Jelang laga mereka di ajang bersejarah 10 tahun berdirinya ONE ini, sepasang kompatriot ini mengenang sejarah mereka dan tak sabar melihat malam yang sangat menarik di Singapore Indoor Stadium.

Awalan Yang Berbeda

Miado memulai tinju pada usia 20 tahun demi mendukung keluarganya secara finansial.

Namun, dengan kesempatan yang sangat terbatas di daerah pedesaan Filipina, pria berusia 29 tahun itu segera pindah ke ibukota Manila, dimana ia mulai berlatih dalam berbagai disiplin bela diri.

Setelah tertarik dengan Muay Thai, serta mencoba gulat dan Brazilian Jiu-Jitsu, “The Jaguar” melihat bela diri campuran untuk memadukan semua itu. Ini jelas menjadi keputusan yang sangat bijak.

Di sisi lain, Catalan yang berusia 31 tahun diperkenalkan pada seni bela diri di usia muda oleh ayahnya, seorang mantan petinju.

Pada 2006, ia memutuskan menjalani olahraga tarung dengan serius, mengikuti jejak kakaknya. Lalu, ia pun mengejar karier kompetitif dalam wushu, Muay Thai, dan pada akhirnya, MMA.

Namun, sementara Miado dan Catalan memasuki laga profesional dengan alasan yang berbeda, mereka berbagi semangat yang sama untuk berkompetisi.

Diperkenalkan Sebagai Lawan

Kedua atlet itu pertama kali bertemu pada tahun 2015, saat mereka dihadapkan untuk berlaga dalam kompetisi MMA lokal di provinsi Batangas.

“The Ilonggo” ditemani oleh kakaknya, Rene, yang menjadi cornerman dan memberi instruksi di antara ronde dalam dialek mereka.

Yang tak mereka sadari adalah bahwa Miado bertumbuh dewasa tepat di sebelah kota kelahiran mereka di Iloilo City, yang berarti mereka itu bertetangga.

“The Jaguar” berkata pada ONE Championship:

“Sebelum laga, saya sudah mengetahui bahwa ia juga datang dari Iloilo. Adalah mereka yang tak mengetahui bahwa saya juga seorang Ilonggo. Saat mereka menjadi tim pojok Robin, mereka memberi instruksi dalam bahasa asli mereka. Mereka tak tahu saya dapat mengerti semuanya.” 
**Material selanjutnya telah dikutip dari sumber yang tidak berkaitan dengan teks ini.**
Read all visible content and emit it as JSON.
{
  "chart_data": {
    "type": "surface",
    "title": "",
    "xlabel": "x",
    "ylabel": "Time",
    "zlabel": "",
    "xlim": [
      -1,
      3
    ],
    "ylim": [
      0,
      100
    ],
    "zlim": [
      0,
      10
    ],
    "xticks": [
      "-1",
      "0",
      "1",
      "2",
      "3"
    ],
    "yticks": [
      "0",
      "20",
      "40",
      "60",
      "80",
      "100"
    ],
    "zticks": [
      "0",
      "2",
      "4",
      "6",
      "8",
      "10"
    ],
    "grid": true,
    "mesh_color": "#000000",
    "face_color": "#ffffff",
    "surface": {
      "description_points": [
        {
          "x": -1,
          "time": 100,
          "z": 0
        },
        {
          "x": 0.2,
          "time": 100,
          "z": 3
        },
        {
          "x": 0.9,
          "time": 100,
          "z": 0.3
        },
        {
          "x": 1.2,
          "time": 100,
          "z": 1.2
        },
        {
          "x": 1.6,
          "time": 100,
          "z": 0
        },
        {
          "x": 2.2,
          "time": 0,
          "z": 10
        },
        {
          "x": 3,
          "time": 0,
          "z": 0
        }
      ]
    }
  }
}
Catalan memenangkan laga itu, namun kedua kompetitor tersebut bertemu setelah laga dan tertawa saat Miado mulai berbicara.

“Itu menyenangkan. Saya sedikit memanggilnya karena saya tidak tahu ia dapat berbicara bahasa kami,” kata Catalan. “Kami hanya tertawa bersama karena seluruh pengalaman itu.”

Itulah awal dari persahabatan mereka. Dan tidak lama kemudian, mereka berdua pun memasuki arena kompetisi dalam organisasi bela diri terbesar di dunia.

Kembali Berlaga Di Panggung Dunia

Jeremy Miado punches Robin Catalan

Setelah enam kemenangan beruntun yang impresif di sirkuit regional, Miado menarik perhatian ONE Championship, yang menariknya untuk menandatangani kontrak bertanding.

“The Jaguar” lalu mencetak debut promosionalnya di ONE: KINGS OF DESTINY, Manila, pada 2017 – tapi ia tak pernah menyangka akan menghadapi Catalan sekali lagi.

Ia berkata:

“Bergabung dengan ONE selalu menjadi salah satu tujuan saya. Maka saat saya pertama kali masuk dan mereka menawarkan saya kesempatan bertanding, bahkan jika itu melawan atlet Filipina, saya tidak berkeberatan. Itu tidak apa bagi saya karena setidaknya saya menjadi bagian dari organisasi ini.”

Jeremy Miado melihat kembali debut mengejutkannya di ONE melawan Robin Catalan

Walau ia lebih ingin untuk tidak melawan sesama atlet Filipina, Miado menerima tantangan itu.

“Sebagai seniman bela diri, inilah tugas kami,” katanya. “Kami harus mengharapkan bahwa semua teman kami dalam industri ini akhirnya akan menjadi lawan kami, terutama jika kami ada dalam satu kategori.”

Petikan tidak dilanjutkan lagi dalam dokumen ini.